Johnson & Johnson announced updated results from an open-label, multicenter, multi-cohort Phase 1 study of the safety and efficacy of TAR-210, an intravesical targeted releasing system designed to provide sustained, local release of erdafitinib into the bladder, in patients with non?muscle-invasive bladder cancer (NMIBC) with select FGFR alterations. These data were featured in an Oral Presentation Session (Abstract # PD48-02) at the 2024 American Urological Association (AUA) Annual Meeting taking place May 3-6, 2024, in San Antonio, Texas. Results featured updated data from Cohort 1 (C1), patients with recurrent, Bacillus Calmette-Guérin (BCG)?unresponsive high-risk (HR) NMIBC (high-grade Ta/T1; papillary only) who refused or were ineligible for radical cystectomy and Cohort 3 (C3), patients with recurrent, intermediate-risk NMIBC (Ta/T1) low-grade papillary disease left in situ as tumor marker lesions.

First results were featured at the European Society for Medical Oncology 2023 Congress, with interim results presented at the European Association of Urology (EAU) 2024 Annual Congress. At the data cutoff of March 22, 2024, 64 patients had been treated with TAR-210 across the 2 cohorts. Of the 21 patients in C1 with HR-NMIBC, the 12-month recurrence-free (RF) survival rate was 90%.

In C3, 31 patients were efficacy evaluable with a complete response (CR) rate of 90%. The most common treatment emergent adverse events (TEAEs) were Grade 1/2 lower urinary tract events. There were no dose-limiting toxicities and no deaths.

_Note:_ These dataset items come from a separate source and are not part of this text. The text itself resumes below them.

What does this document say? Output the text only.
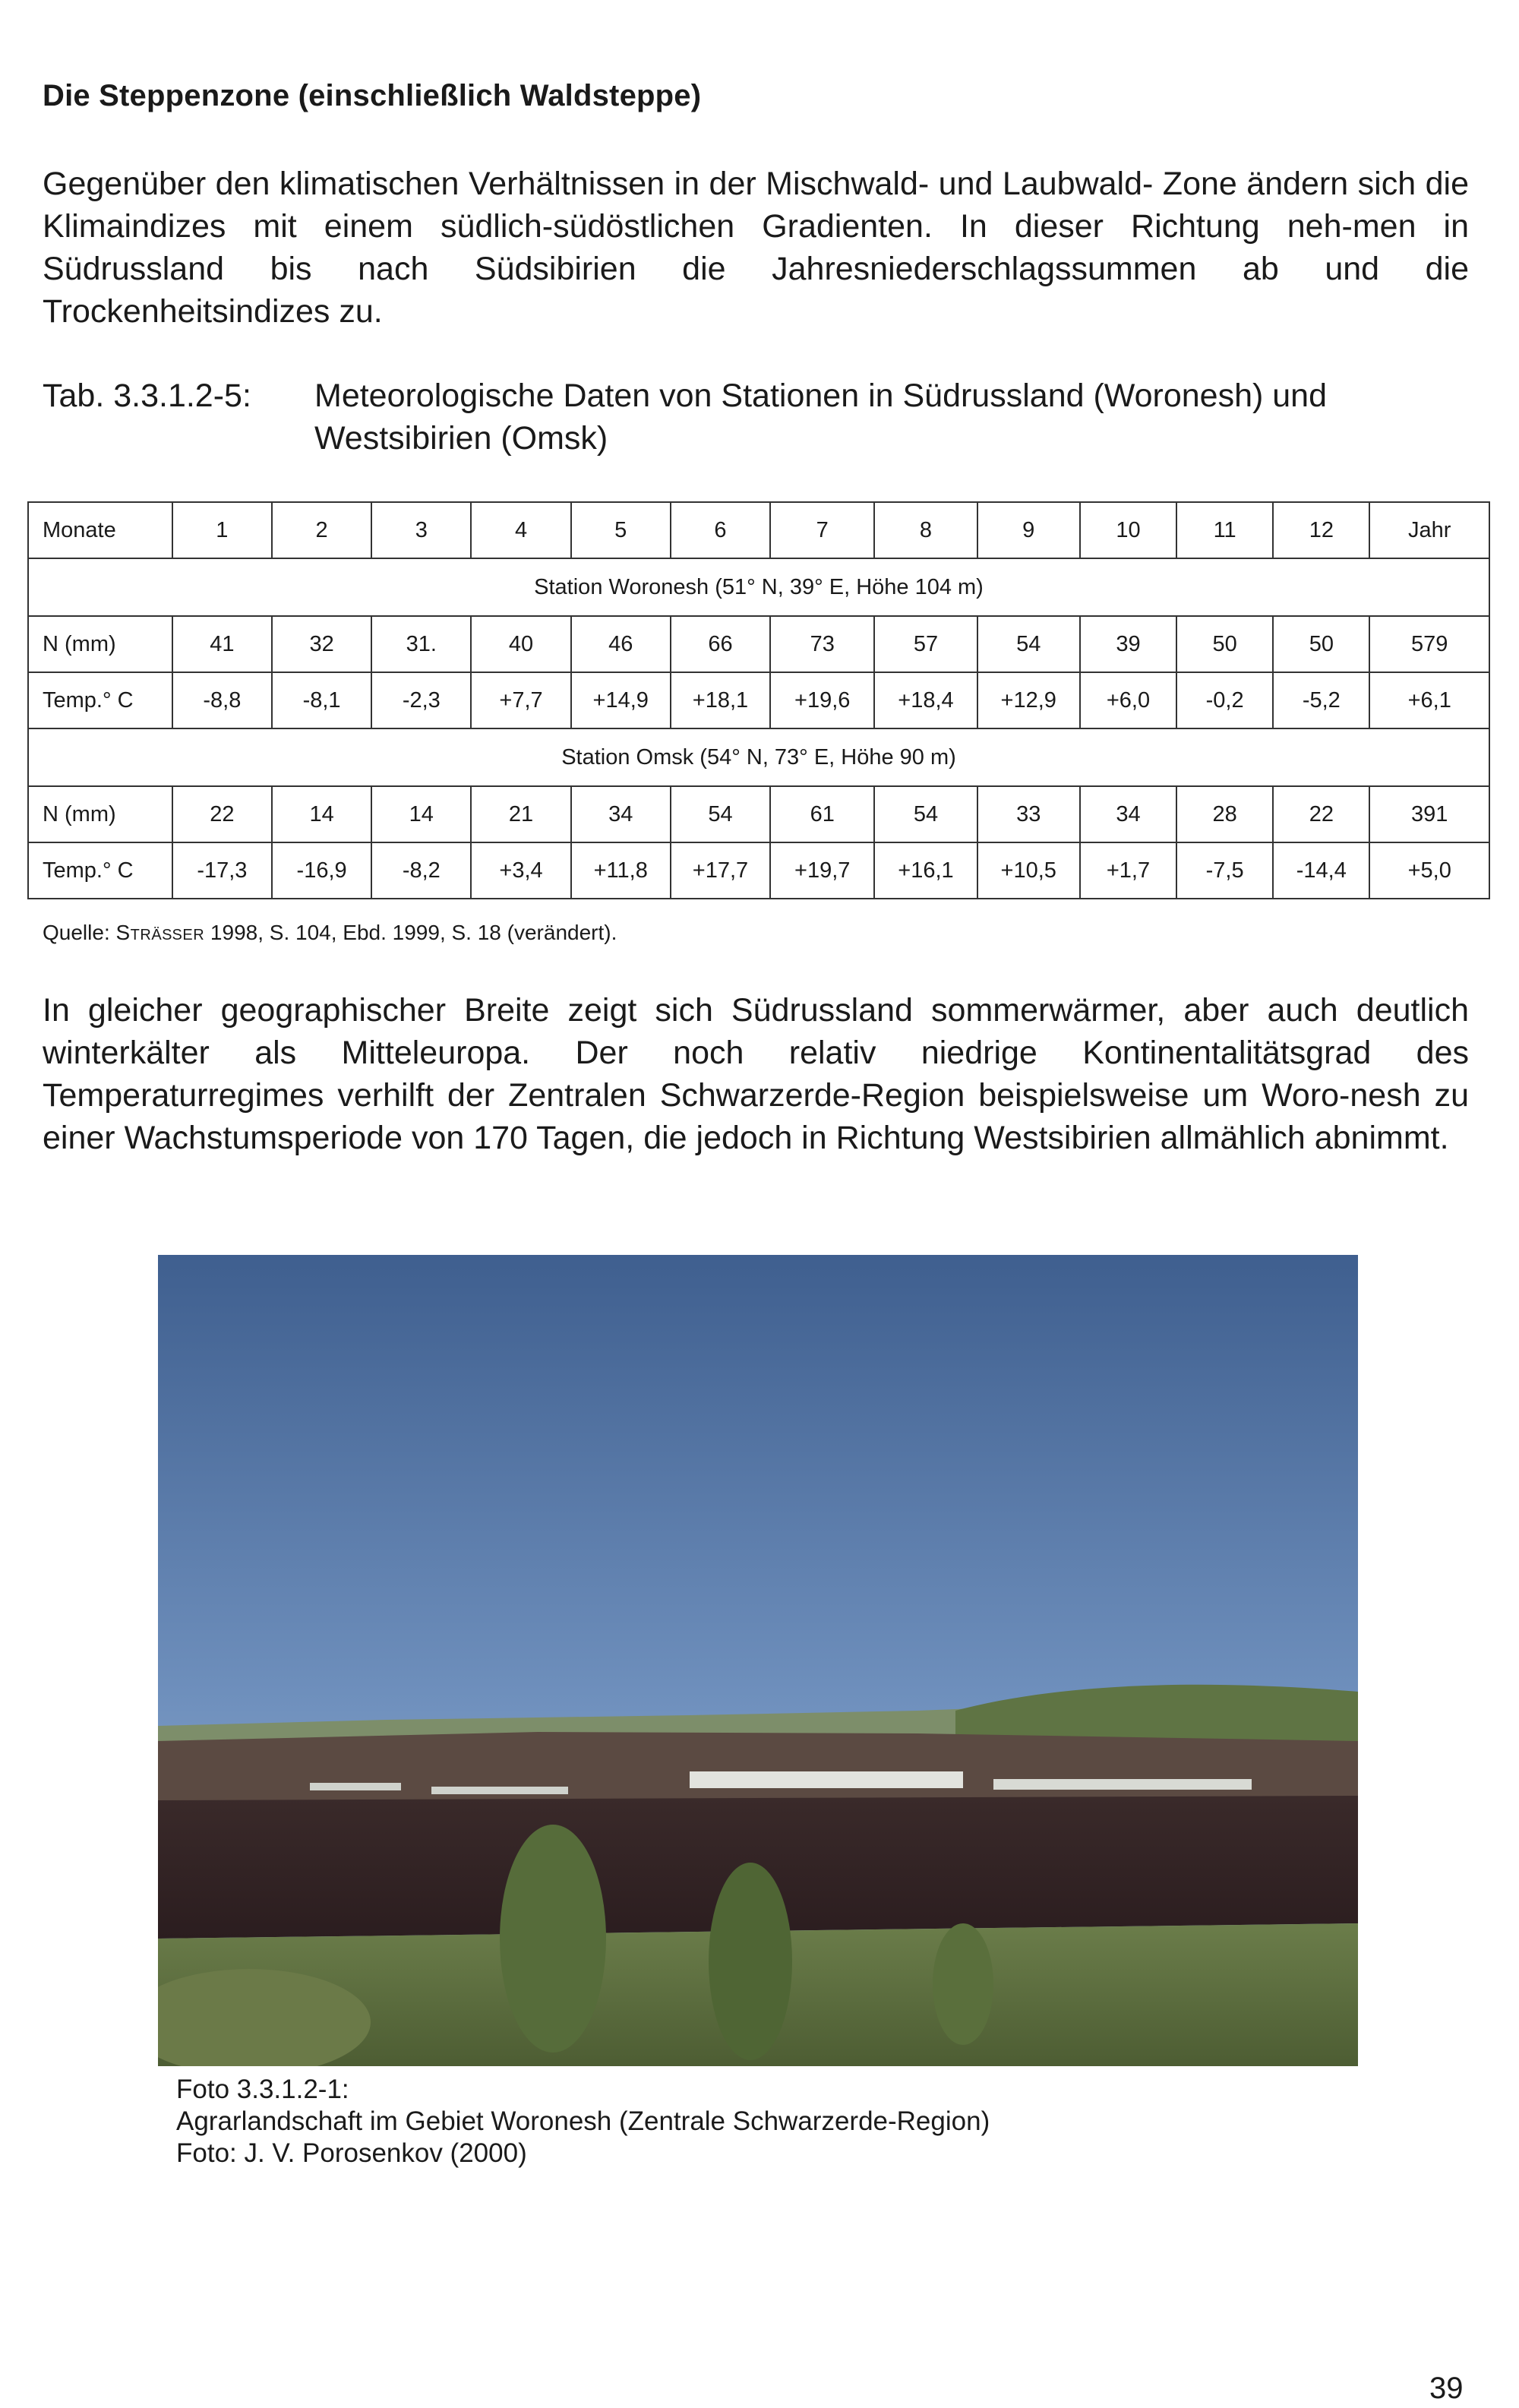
Die Steppenzone (einschließlich Waldsteppe)
Gegenüber den klimatischen Verhältnissen in der Mischwald- und Laubwald- Zone ändern sich die Klimaindizes mit einem südlich-südöstlichen Gradienten. In dieser Richtung neh-men in Südrussland bis nach Südsibirien die Jahresniederschlagssummen ab und die Trockenheitsindizes zu.
Tab. 3.3.1.2-5: Meteorologische Daten von Stationen in Südrussland (Woronesh) und Westsibirien (Omsk)
Monate	1	2	3	4	5	6	7	8	9	10	11	12	Jahr
Station Woronesh (51° N, 39° E, Höhe 104 m)													
N (mm)	41	32	31.	40	46	66	73	57	54	39	50	50	579
Temp.° C	-8,8	-8,1	-2,3	+7,7	+14,9	+18,1	+19,6	+18,4	+12,9	+6,0	-0,2	-5,2	+6,1
Station Omsk (54° N, 73° E, Höhe 90 m)													
N (mm)	22	14	14	21	34	54	61	54	33	34	28	22	391
Temp.° C	-17,3	-16,9	-8,2	+3,4	+11,8	+17,7	+19,7	+16,1	+10,5	+1,7	-7,5	-14,4	+5,0
Quelle: Sträßer 1998, S. 104, Ebd. 1999, S. 18 (verändert).
In gleicher geographischer Breite zeigt sich Südrussland sommerwärmer, aber auch deutlich winterkälter als Mitteleuropa. Der noch relativ niedrige Kontinentalitätsgrad des Temperaturregimes verhilft der Zentralen Schwarzerde-Region beispielsweise um Woro-nesh zu einer Wachstumsperiode von 170 Tagen, die jedoch in Richtung Westsibirien allmählich abnimmt.
Foto 3.3.1.2-1:
Agrarlandschaft im Gebiet Woronesh (Zentrale Schwarzerde-Region)
Foto: J. V. Porosenkov (2000)
39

Two patients (3%) discontinued the study due to TEAEs of low-grade urinary symptoms and two patients had serious TEAEs with pyelonephritis and sepsis or UTI and sepsis, respectively. TAR-210 is an investigational targeted releasing system designed to provide sustained local release of erdafitinib. Oral erdafitinib was approved by the U.S. Food and Drug Administration (FDA) as BALVERSA® (erdafitinib) for patients with locally advanced or metastatic urothelial carcinoma (mUC) with susceptible FGFR3 genetic alterations that have progressed on or after at least one line of prior systemic therapy.

BALVERSA® is not recommended for the treatment of patients who are eligible for and have not received prior PD-1 or PD-L1 inhibitor therapy. Bladder cancer ranks as the sixth most prevalent cancer in the U.S., with over 83,000 individuals receiving diagnoses annually.3 NMIBC constitutes approximately 75-85% of these cases.4 Currently, adjuvant intravesical immunotherapy with BCG or intravesical chemotherapy is the standard of care for patients with intermediate- and high-risk NMIBC.5 Between 30 and 40% of patients do not respond to BCG, facing disease recurrence or progression.6 In such scenarios of HR-NMIBC, radical cystectomy (removal of the bladder) emerges as the primary treatment option. This major abdominal procedure requires a urinary diversion to be created to collect and store urine.